I hesitate to classify Pipeline to Power as a "book." It's more of an audio recording of an investigative journalist's article, though it's nicely done.
This popped up on my Audible.com recommendations list, and it seemed like a timely and interesting read about graft and corruption in the judicial selection process, though it took a couple of years to produce.
I enjoyed this listen by Vicky Ward as an insert to my 2024 reading list. Inserts are reads or listens which weren't published as part of my reading list.
Pipeline to Power does an excellent job of telling the history of The Federalist Society, which I had heard of back in 2004. From its formation as a simple debate club through its journey to becoming the conservative powerhouse it is today, capable of manipulating judicial clerkships and the list of nominees for judgeships at all levels in the United States.
Like most secret groups, The Federalist Society prefers the shadows to the light and doesn't like being a topic of discussion. But it's become unavoidable with today's concerns with the Supreme Court of the United States (SCOTUS) and, in particular, Justice Clarence Thomas' history of accepting lavish gifts from those with potential business before the SCOTUS.
Some members of The Federalist Society still see the group as a free speech and debate club. But that's hard to agree with for me when the group relishes its network of "conservative judges" which it uses to help funnel clerkships to, eventually leading to SCOTUS clerkships for those with the greatest stature in the organization.

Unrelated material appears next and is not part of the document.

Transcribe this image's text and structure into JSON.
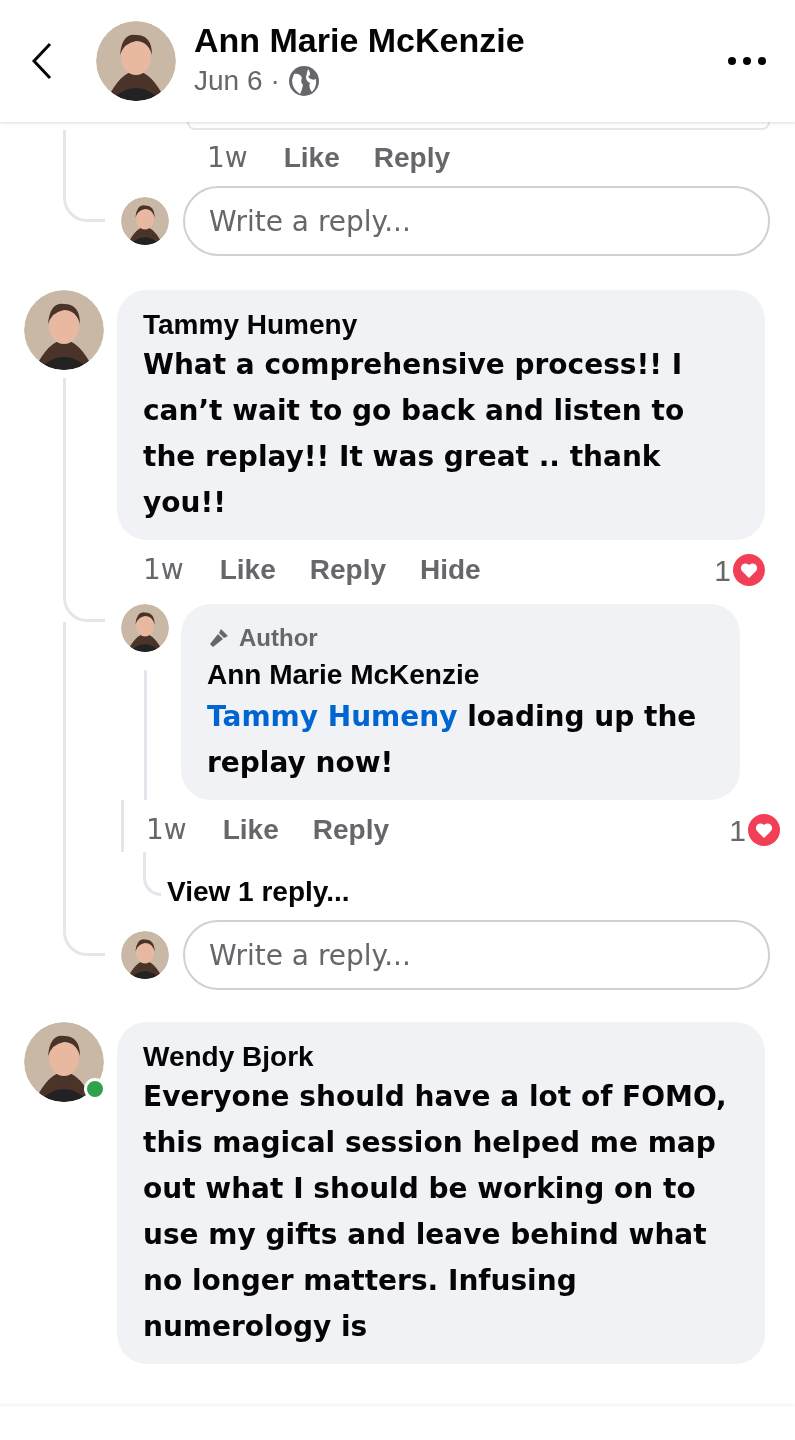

I find it telling that decades-long efforts to ensure conservative-minded judges have helped to transform American legal standards and empower political headwinds, helping to bring us to the atmosphere we endure today.
I don't want to recount all the findings from the author's work. This is a worthy listen and provides some enlightening anecdotes about successful strategies and trends that can emerge from adulterating an otherwise decent mission.